Konzentration erhöht sich weiter
(15. Oktober 2003) Die Wissenschaftler des Rheinisch-Westfälischen Instituts für Wirtschaftsforschung zweifeln am Erfolg beim Aufbau einer "vierten Kraft". Die Kraft der beiden "Großen" (RWE, e.on) ist erheblich gewachsen: Kontrollierten sie 1997 weniger als die Hälfte (45,5%) der Abgabe von Regional- und Kommunalversorgern, so waren dies Mitte des Jahres 2000 knapp drei Viertel (73,1%).
Den Betriebsergebnissen hatte dies nicht geschadet: Im sechsmonatigen Rumpfgeschäftsjahr 2001 steigerte RWE das Ergebnis um mindestens 18%. Im Kerngeschäft Strom, Wasser und Gas konnte sogar ein Plus von 25 % erwirtschaftet werden. Die vierte Kraft, die sich aus dem Zusammenschluss von VEAG, HEW und BEWAG ergeben soll, erreicht bei der Stromabgabe 7,5 TWh gegenüber 170,7 TWh von RWE und e.on.
Gewinner des Wettbewerbs sind nach Analyse der RWI die industriellen Stromverbraucher: Ihre Strompreise sind trotz Stromsteuer in den letzten beiden Jahren um mehr als 25% gesunken. Für private Haushalte fällt die Bilanz dürftiger aus: Bis Ende 2000 lagen deren Strompreise mit 24,15 Pf/kWh noch auf dem Niveau vor Beginn der wettbewerblichen Öffnung Anfang 1998, seit Mitte 2001 sogar um 1,5 Pfennig über dem Niveau von 1998 bei steigender Tendenz.
VDEW stiftet zu Preiserhöhungen an
Der Verband der Elektrizitätswirtschaft (VDEW) stiftet die Stromversorger zu unbegründeten Preiserhöhungen an, kritisiert der Bundesverband Erneuerbarer Energien. VDEW hat seinen Mitgliedern eine Preiserhöhung um rund 6% nahegelegt. Als Begründung werden wiederum die Fördergesetze der Bundesregierung für Erneuerbare Energien und die Kraft- Wärme-Kopplung herangezogen.

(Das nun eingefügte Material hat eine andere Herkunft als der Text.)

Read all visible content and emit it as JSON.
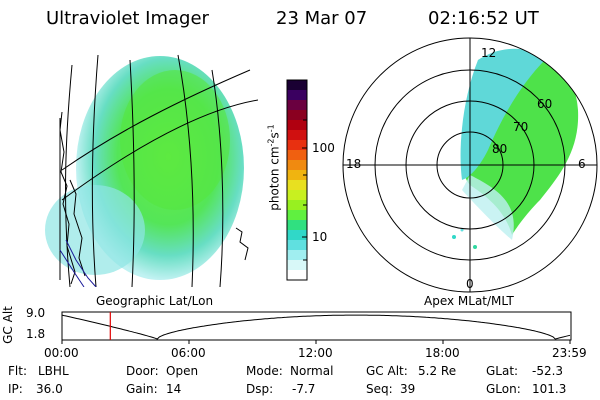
{
  "header": {
    "title": "Ultraviolet Imager",
    "date": "23 Mar 07",
    "time": "02:16:52 UT"
  },
  "colorbar": {
    "unit": "photon cm",
    "unit_exp1": "-2",
    "unit_mid": "s",
    "unit_exp2": "-1",
    "tick_100": "100",
    "tick_10": "10",
    "colors": [
      "#1a0033",
      "#3a0060",
      "#6a0040",
      "#8a0020",
      "#b00010",
      "#d01010",
      "#e83010",
      "#f06010",
      "#f08a10",
      "#f0b410",
      "#e8e020",
      "#c8f020",
      "#98f020",
      "#60f040",
      "#30e080",
      "#30d8c8",
      "#60e0e0",
      "#a0eef0",
      "#d8f8f8",
      "#ffffff"
    ]
  },
  "left_panel": {
    "label": "Geographic Lat/Lon"
  },
  "polar": {
    "label": "Apex MLat/MLT",
    "mlt_top": "12",
    "mlt_left": "18",
    "mlt_right": "6",
    "mlt_bottom": "0",
    "lat_60": "60",
    "lat_70": "70",
    "lat_80": "80"
  },
  "altplot": {
    "ylabel": "GC Alt",
    "ytop": "9.0",
    "ybottom": "1.8",
    "x_labels": [
      "00:00",
      "06:00",
      "12:00",
      "18:00",
      "23:59"
    ],
    "marker_hour": 2.28
  },
  "footer": {
    "flt_label": "Flt:",
    "flt_value": "LBHL",
    "ip_label": "IP:",
    "ip_value": "36.0",
    "door_label": "Door:",
    "door_value": "Open",
    "gain_label": "Gain:",
    "gain_value": "14",
    "mode_label": "Mode:",
    "mode_value": "Normal",
    "dsp_label": "Dsp:",
    "dsp_value": "-7.7",
    "gcalt_label": "GC Alt:",
    "gcalt_value": "5.2 Re",
    "seq_label": "Seq:",
    "seq_value": "39",
    "glat_label": "GLat:",
    "glat_value": "-52.3",
    "glon_label": "GLon:",
    "glon_value": "101.3"
  }
}
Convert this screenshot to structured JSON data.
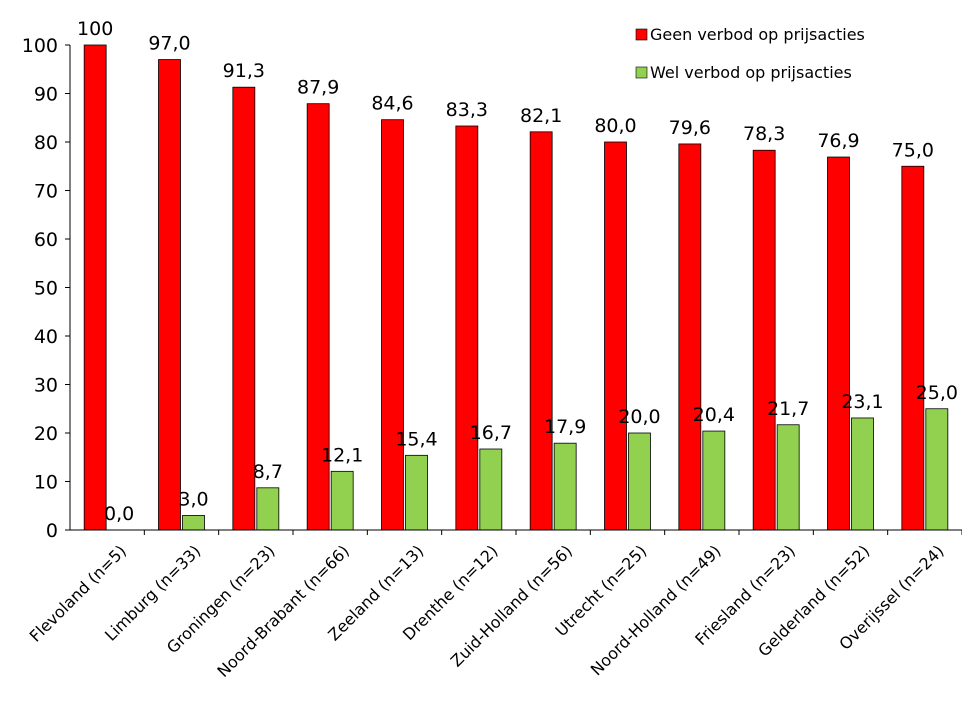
{
  "chart_data": {
    "type": "bar",
    "title": "",
    "xlabel": "",
    "ylabel": "",
    "ylim": [
      0,
      100
    ],
    "yticks": [
      "0",
      "10",
      "20",
      "30",
      "40",
      "50",
      "60",
      "70",
      "80",
      "90",
      "100"
    ],
    "grid": false,
    "legend_position": "top-right",
    "categories": [
      "Flevoland (n=5)",
      "Limburg (n=33)",
      "Groningen (n=23)",
      "Noord-Brabant (n=66)",
      "Zeeland (n=13)",
      "Drenthe (n=12)",
      "Zuid-Holland (n=56)",
      "Utrecht (n=25)",
      "Noord-Holland (n=49)",
      "Friesland (n=23)",
      "Gelderland (n=52)",
      "Overijssel (n=24)"
    ],
    "series": [
      {
        "name": "Geen verbod op prijsacties",
        "color": "#ff0000",
        "values": [
          100,
          97.0,
          91.3,
          87.9,
          84.6,
          83.3,
          82.1,
          80.0,
          79.6,
          78.3,
          76.9,
          75.0
        ],
        "labels": [
          "100",
          "97,0",
          "91,3",
          "87,9",
          "84,6",
          "83,3",
          "82,1",
          "80,0",
          "79,6",
          "78,3",
          "76,9",
          "75,0"
        ]
      },
      {
        "name": "Wel verbod op prijsacties",
        "color": "#92d050",
        "values": [
          0.0,
          3.0,
          8.7,
          12.1,
          15.4,
          16.7,
          17.9,
          20.0,
          20.4,
          21.7,
          23.1,
          25.0
        ],
        "labels": [
          "0,0",
          "3,0",
          "8,7",
          "12,1",
          "15,4",
          "16,7",
          "17,9",
          "20,0",
          "20,4",
          "21,7",
          "23,1",
          "25,0"
        ]
      }
    ]
  }
}
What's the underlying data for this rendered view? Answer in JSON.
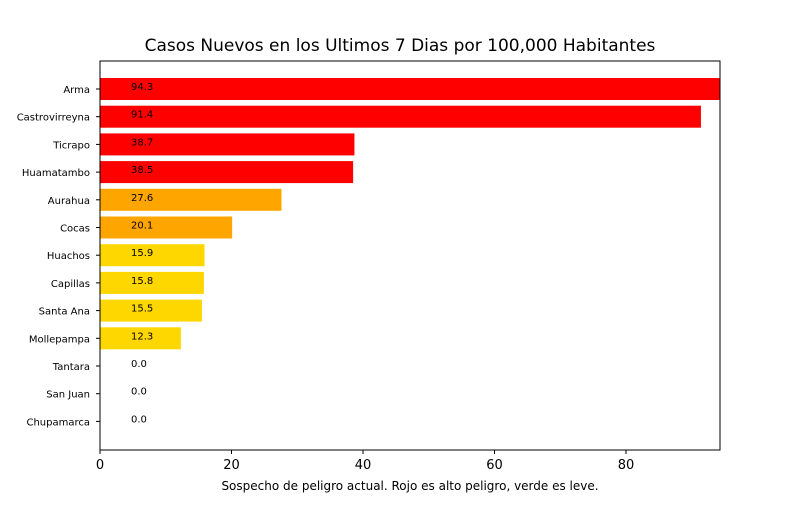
{
  "chart_data": {
    "type": "bar",
    "orientation": "horizontal",
    "title": "Casos Nuevos en los Ultimos 7 Dias por 100,000 Habitantes",
    "xlabel": "Sospecho de peligro actual. Rojo es alto peligro, verde es leve.",
    "ylabel": "",
    "xlim": [
      0,
      94.3
    ],
    "xticks": [
      "0",
      "20",
      "40",
      "60",
      "80"
    ],
    "categories": [
      "Arma",
      "Castrovirreyna",
      "Ticrapo",
      "Huamatambo",
      "Aurahua",
      "Cocas",
      "Huachos",
      "Capillas",
      "Santa Ana",
      "Mollepampa",
      "Tantara",
      "San Juan",
      "Chupamarca"
    ],
    "values": [
      94.3,
      91.4,
      38.7,
      38.5,
      27.6,
      20.1,
      15.9,
      15.8,
      15.5,
      12.3,
      0.0,
      0.0,
      0.0
    ],
    "labels": [
      "94.3",
      "91.4",
      "38.7",
      "38.5",
      "27.6",
      "20.1",
      "15.9",
      "15.8",
      "15.5",
      "12.3",
      "0.0",
      "0.0",
      "0.0"
    ],
    "colors": [
      "#ff0000",
      "#ff0000",
      "#ff0000",
      "#ff0000",
      "#ffa500",
      "#ffa500",
      "#ffd700",
      "#ffd700",
      "#ffd700",
      "#ffd700",
      "#ffd700",
      "#ffd700",
      "#ffd700"
    ],
    "grid": false,
    "legend": "none"
  }
}
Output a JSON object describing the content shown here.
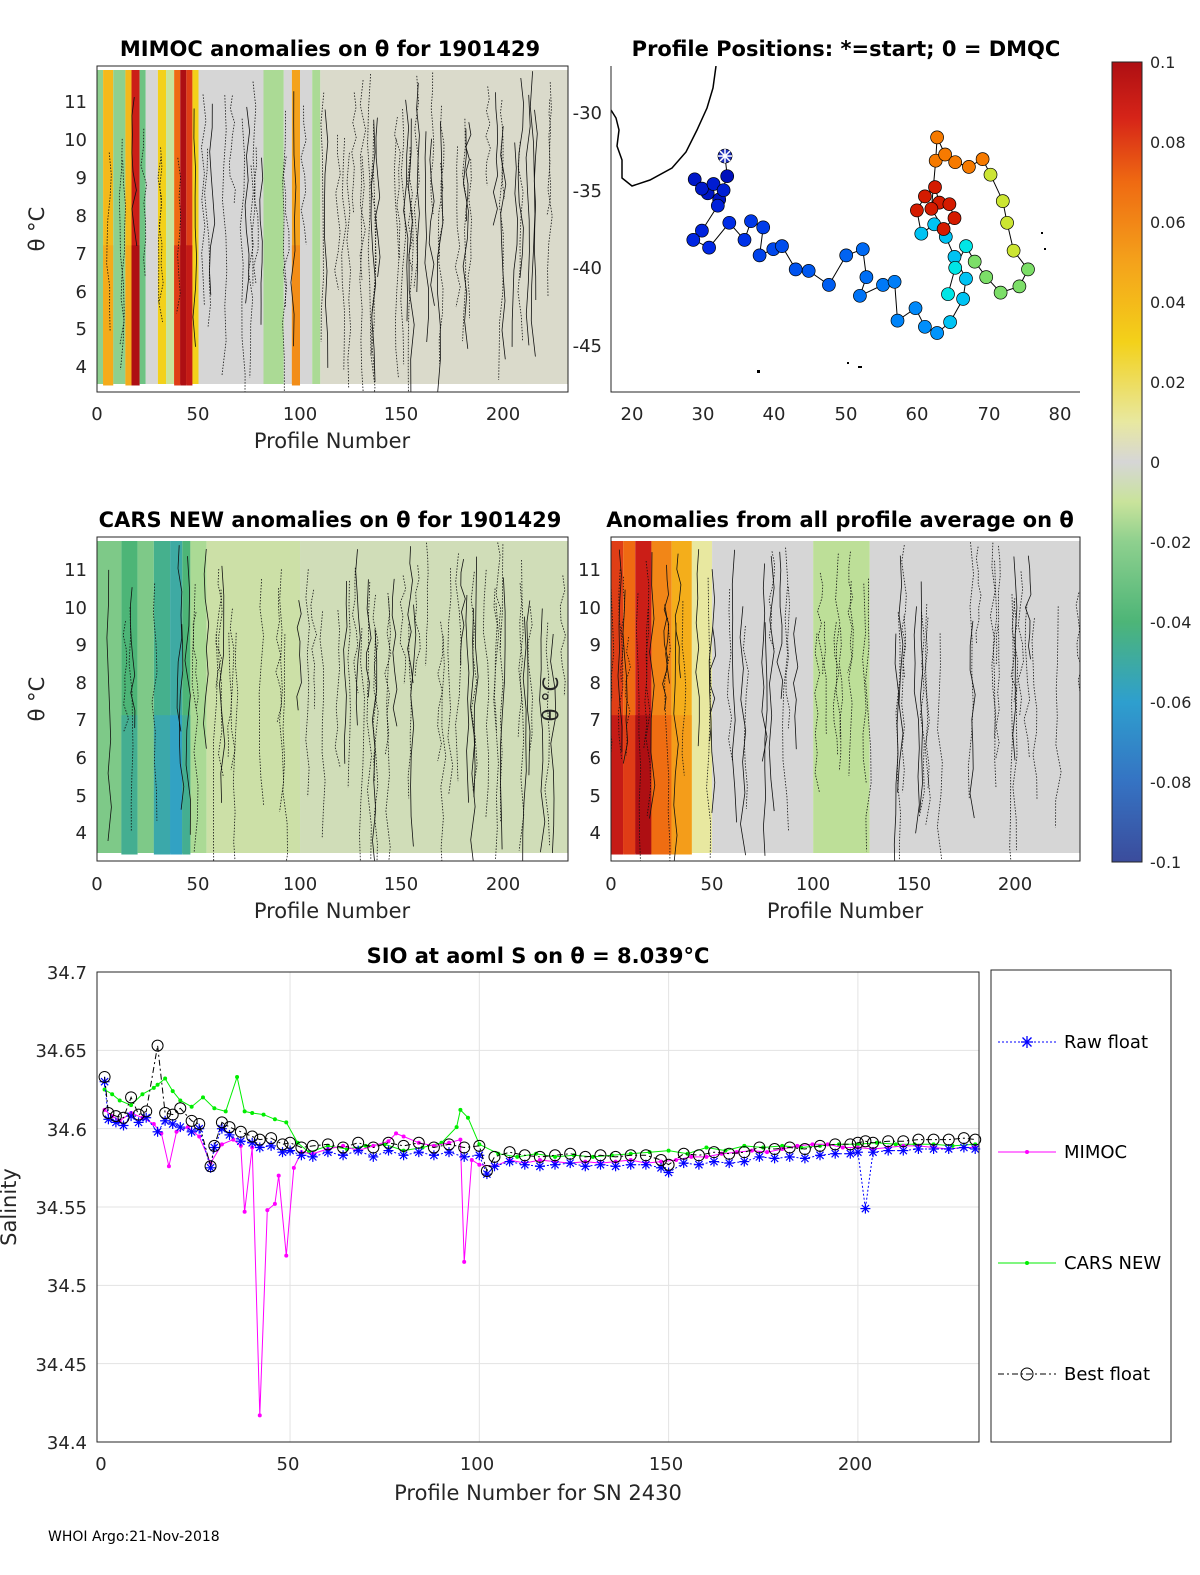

Nach einem Gutachten der Aachener Ingenieurgesellschaft BET im Auftrag von BWE und Bund der Energieverbraucher e.V. wirken sich die beiden Fördergesetze seit ihrer Einführung nur mit 0,37 Pf/kWh auf die Preise aus. Falsche Vorgaben des VDEW führten bereits im Jahr 2000 zu Preiserhöhungen von 1,2 Pfennig. Die deutschen Stromverbraucher wurden dadurch mit vier Milliarden Mark zuviel belastet.
Das BET-Gutachten wurde dem VDEW-Präsident Günter Marquis vom Vorsitzenden des Bundes der Energieverbraucher e.V. am 30. Mai 01 auf einer Pressekonferenz übergeben. Die damals zugesagte Prüfung und Stellungnahme von VDEW steht seither trotz Mahnung noch aus. Die Tarifaufsichtsbehörden der Länder haben gegenüber dem Bund der Energieverbraucher e.V. die Ergebnisse der Studie durchweg bestätigt. Die gesetzlich vorgeschriebene Abrechnung der Mehrkosten steht derzeit noch aus.